JAKARTA — Amazon Web Services CEO Matt Garman said AI and office jobs will not end in a wave of mass layoffs, even as many Silicon Valley forecasts say artificial intelligence could cut millions of entry-level roles. He made the remarks on the Platformer podcast released Tuesday, while stressing that Amazon is still hiring thousands of young talents this year.
Garman said predictions that half of office jobs will disappear sound dramatic, but do not make economic sense. He compared today’s AI frenzy with the rise of Microsoft Excel years ago. Work changes. It does not vanish.
AI and office jobs: change, not disappearance
“If you believe that half of jobs are going away, the entire economy would just collapse on itself,” Garman said. “Everything would go away. You wouldn’t have AI, and then at some point you’d have to go back to that other work. The math doesn’t work.”

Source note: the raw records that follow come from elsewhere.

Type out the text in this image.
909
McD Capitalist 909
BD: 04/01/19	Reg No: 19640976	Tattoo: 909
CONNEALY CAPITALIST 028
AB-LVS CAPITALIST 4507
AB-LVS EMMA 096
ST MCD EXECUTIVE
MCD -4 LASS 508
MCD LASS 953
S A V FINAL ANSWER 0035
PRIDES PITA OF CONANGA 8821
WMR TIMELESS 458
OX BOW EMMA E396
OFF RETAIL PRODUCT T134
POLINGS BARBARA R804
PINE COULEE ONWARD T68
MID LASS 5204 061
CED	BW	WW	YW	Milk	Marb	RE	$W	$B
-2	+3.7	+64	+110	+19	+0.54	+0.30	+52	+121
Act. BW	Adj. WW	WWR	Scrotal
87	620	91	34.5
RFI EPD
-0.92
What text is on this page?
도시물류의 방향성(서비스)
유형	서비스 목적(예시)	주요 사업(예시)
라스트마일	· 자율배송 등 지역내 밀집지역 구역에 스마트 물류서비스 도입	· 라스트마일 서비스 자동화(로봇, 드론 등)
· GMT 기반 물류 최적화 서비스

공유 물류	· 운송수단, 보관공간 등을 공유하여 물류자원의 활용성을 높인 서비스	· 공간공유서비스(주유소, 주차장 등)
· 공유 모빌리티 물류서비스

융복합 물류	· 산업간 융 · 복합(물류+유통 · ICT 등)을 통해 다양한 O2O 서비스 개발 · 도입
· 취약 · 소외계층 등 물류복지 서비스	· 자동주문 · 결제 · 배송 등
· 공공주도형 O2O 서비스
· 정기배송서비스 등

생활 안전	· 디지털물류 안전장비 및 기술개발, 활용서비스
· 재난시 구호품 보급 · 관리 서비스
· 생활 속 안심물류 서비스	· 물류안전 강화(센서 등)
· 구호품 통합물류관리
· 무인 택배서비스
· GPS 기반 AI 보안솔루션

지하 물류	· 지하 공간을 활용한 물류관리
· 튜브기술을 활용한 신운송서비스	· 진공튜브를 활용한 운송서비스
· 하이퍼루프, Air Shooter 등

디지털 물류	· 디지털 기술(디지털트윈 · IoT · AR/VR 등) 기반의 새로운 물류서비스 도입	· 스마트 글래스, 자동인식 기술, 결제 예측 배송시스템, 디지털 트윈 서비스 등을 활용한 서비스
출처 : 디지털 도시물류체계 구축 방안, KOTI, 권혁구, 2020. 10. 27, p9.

His comments came as debate over the future of work grows louder. Anthropic CEO Dario Amodei previously warned that AI could wipe out up to half of entry-level office jobs. Garman disagreed. In his view, a modern economy still needs people with income to spend money. If that flow breaks, the business chain shakes too.
Short. Firm.
Garman did not deny that some roles will disappear. But he stressed that “disappear” is different from “change.” In his view, AI will push companies to reshape workflows, not wipe out white-collar workers. Jobs that were once done manually, then automated, usually shift toward higher-value tasks.
The Excel lesson and changing work
To explain his logic, Garman pointed to a familiar workplace tool: Excel. When spreadsheet software spread, many manual calculation jobs shrank. Yet companies still needed people. Workers learned a new tool, then moved into more complex tasks.
He sees a similar pattern in the AI era. Technical skills still matter, but adaptability matters more too. People who learn fast, he said, will be better prepared for changing workflows. Those who refuse to learn are the ones most likely to fall behind.
That message also matters for readers in Indonesia. Many companies here are chasing efficiency, from customer-service chatbots to internal report automation. If the same pattern holds, office workers will not automatically disappear. What changes is the kind of work they do each day.
Amazon still hires interns and new graduates
Even though Amazon is among the leaders in AI adoption, the company is not stopping its hunt for young talent. Garman said Amazon plans to hire 11,000 interns and new graduates this year. He also said the number of software developers at Amazon is now higher than two years ago, even though AI-powered coding tools are far more advanced.
In a statement to Fortune, Amazon said it remains committed to internships as an important pipeline for finding the next generation of leaders and builders. For Garman, the business case is simple: early-career workers are usually cheaper, easier to train, and less likely to carry habits that are hard to change.
“They haven’t learned bad habits yet, you can teach them the company culture, they are willing to learn new tools, and they’re among the best employees you can get,” he said.
There is another, quieter reason. Young workers bring a fresh perspective. In large companies, that outlook often gets lost when teams stay too long with the same people. Garman pointed to energy, curiosity and a willingness to learn as important assets that are often overlooked.
Why entry-level hiring still matters
Garman also has a personal reason to believe in young talent. He joined Amazon in 2005 as an MBA intern while still studying at Northwestern University, then rose over nearly two decades in the cloud business before becoming AWS CEO in 2024. That path, he said, taught him that many careers at a big company start at the bottom.
His view echoes several other tech leaders who are growing cautious about the narrative that “AI will eliminate all entry-level jobs.” Ravi Kumar S of Cognizant said his company is hiring 20,000 new graduates in 2025 and expects that number to rise in 2026. IBM has also said it will double entry-level hiring after concluding that overreliance on AI-driven efficiency is not a healthy long-term strategy.
Nickle LaMoreaux, IBM’s chief human resources officer, also warned about a widening hole in the talent pipeline if companies stop hiring early-career workers. “If we don’t keep investing in entry-level employees, what happens in three to five years?” she said. “There’s no pipeline; the well runs dry.”
The big picture is getting clearer. Large companies will keep using AI to cut costs and speed up work. But they also know that without a new generation, organizations lose long-term momentum. What is at stake is not just the number of jobs today, but who will lead businesses five years from now. That question still has no final answer.
Quick summary
1. Amazon Web Services CEO Matt Garman says AI and office jobs will change, not disappear.
2. Amazon is still hiring 11,000 interns and new graduates this year, while emphasizing learning and adaptability.
3. Other executives, including leaders at Cognizant and IBM, are also pushing back on bleak forecasts about the disappearance of entry-level jobs.
FAQ: Will AI wipe out office jobs? According to Garman, not on a mass scale. What do companies want most? Fast learning, curiosity and flexibility. What does this mean for young workers? Opportunities are still there, but they need to be ready to use new tools.
Going forward, the debate over AI and jobs is likely to shift from whether jobs will disappear to which jobs will change fastest — and companies that prepare young talent now will probably be better positioned to win.